The fix is to apply an explicit UTF-8 encode prior to the system call
that throws the error. This is what we should do _anyway_;
Sys::Binmode just enforces that better.

## Windows (et alia)

NTFS, Windows’s primary filesystem, expects filenames to be encoded in
little-endian UTF-16. To create a file named `épée`, then, on NTFS
you have to do something like:

    my $windows_filename = Encode::Simple::encode( 'UTF-16LE', $filename );

… where `$filename` is a character (i.e., decoded) string.

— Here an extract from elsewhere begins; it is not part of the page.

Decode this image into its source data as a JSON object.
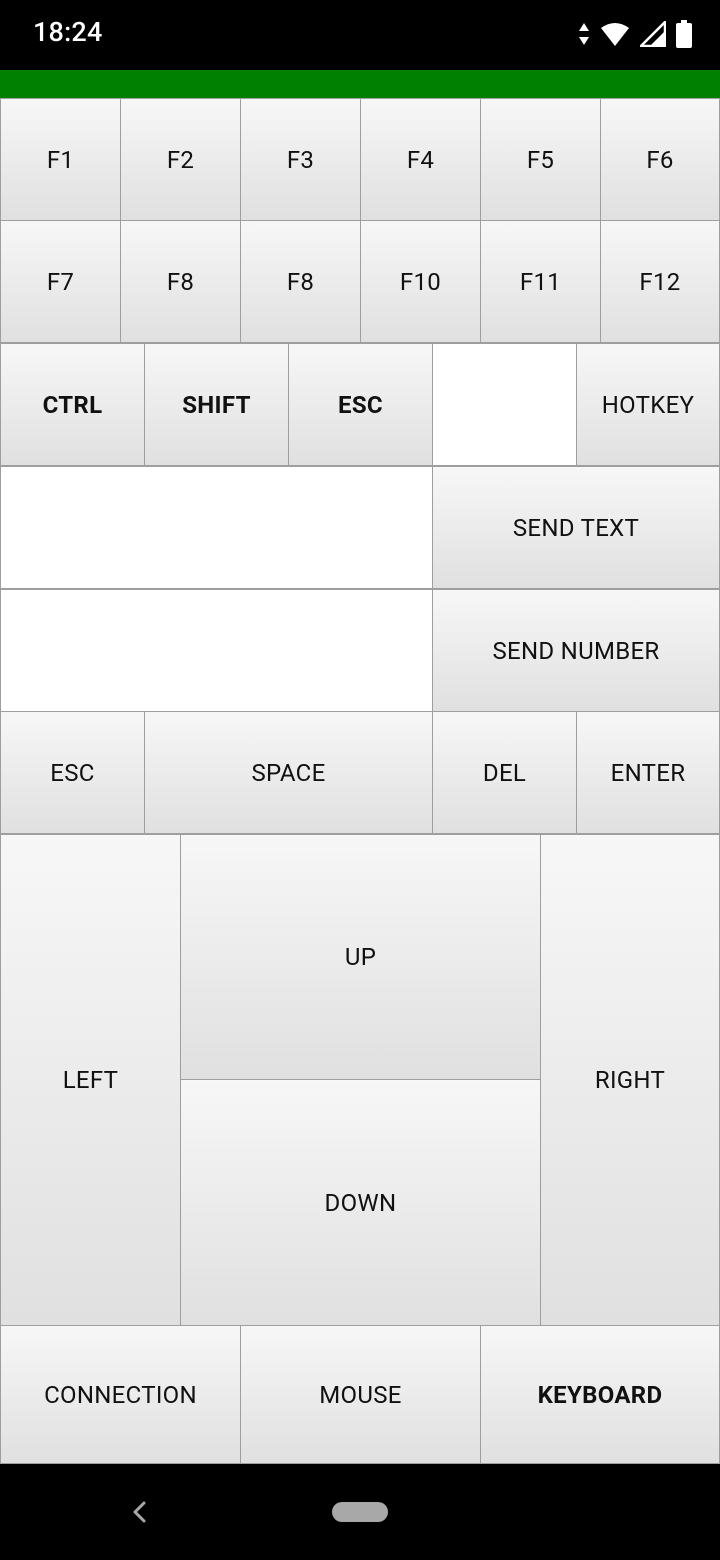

Other OSes and filesystems may have their own quirks; regardless, this
module gives you a saner point of departure to address those
than Perl’s default behaviour provides.

# WHERE ELSE THIS PROBLEM CAN APPEAR

The unpredictable-behaviour problem that this module fixes in core Perl is
also common in XS modules due to rampant
use of [the SvPV macro](https://perldoc.perl.org/perlapi#SvPV) and
variants. SvPV is like the [bytes](https://metacpan.org/pod/bytes) pragma in C: it gives you the string’s
internal bytes with no regard for what those bytes represent. XS authors
_generally_ should prefer
[SvPVbyte](https://perldoc.perl.org/perlapi#SvPVbyte)
or [SvPVutf8](https://perldoc.perl.org/perlapi#SvPVutf8) in lieu of
SvPV unless the C code in question deals with Perl’s encoding abstraction.

Note in particular that, as of Perl 5.32, the default XS typemap converts
scalars to C `char *` and `const char *` via an SvPV variant. This means
that any module that uses that conversion logic also has this problem.
So XS authors should also avoid the default typemap for such conversions.

# LEXICAL SCOPING

If, for some reason, you _want_ Perl’s unpredictable default behaviour,
you can disable this module for a given block via
`no Sys::Binmode`, thus:

    use Sys::Binmode;

    system 'echo', $foo;        # predictable/sane/happy

    {

        # You should probably explain here why you’re doing this.
        no Sys::Binmode;

        system 'echo', $foo;    # nasal demons
    }

# AFFECTED BUILT-INS

- `exec` and `system`
- `do` and `require`
- File tests (e.g., `-e`) and the following:
`chdir`, `chmod`, `chown`, `chroot`,
`link`, `lstat`, `mkdir`, `open`, `opendir`, `readlink`, `rename`,
`rmdir`, `stat`, `symlink`, `sysopen`, `truncate`,
`unlink`, `utime`
- `bind`, `connect`, and `setsockopt`
- `syscall`

# TODO

- `dbmopen` and the System V IPC functions aren’t covered here.
If you’d like them, ask.
- There’s room for optimization, if that’s gainful.
- Ideally this behaviour should be in Perl’s core distribution.
- Even more ideally, Perl should adopt this behaviour as _default_.
Maybe someday!

# ACKNOWLEDGEMENTS

Thanks to Leon Timmermans (LEONT) and Paul Evans (PEVANS) for some
debugging and design help.

# LICENSE & COPYRIGHT

Copyright 2021 Gasper Software Consulting. All rights reserved.

This library is licensed under the same license as Perl.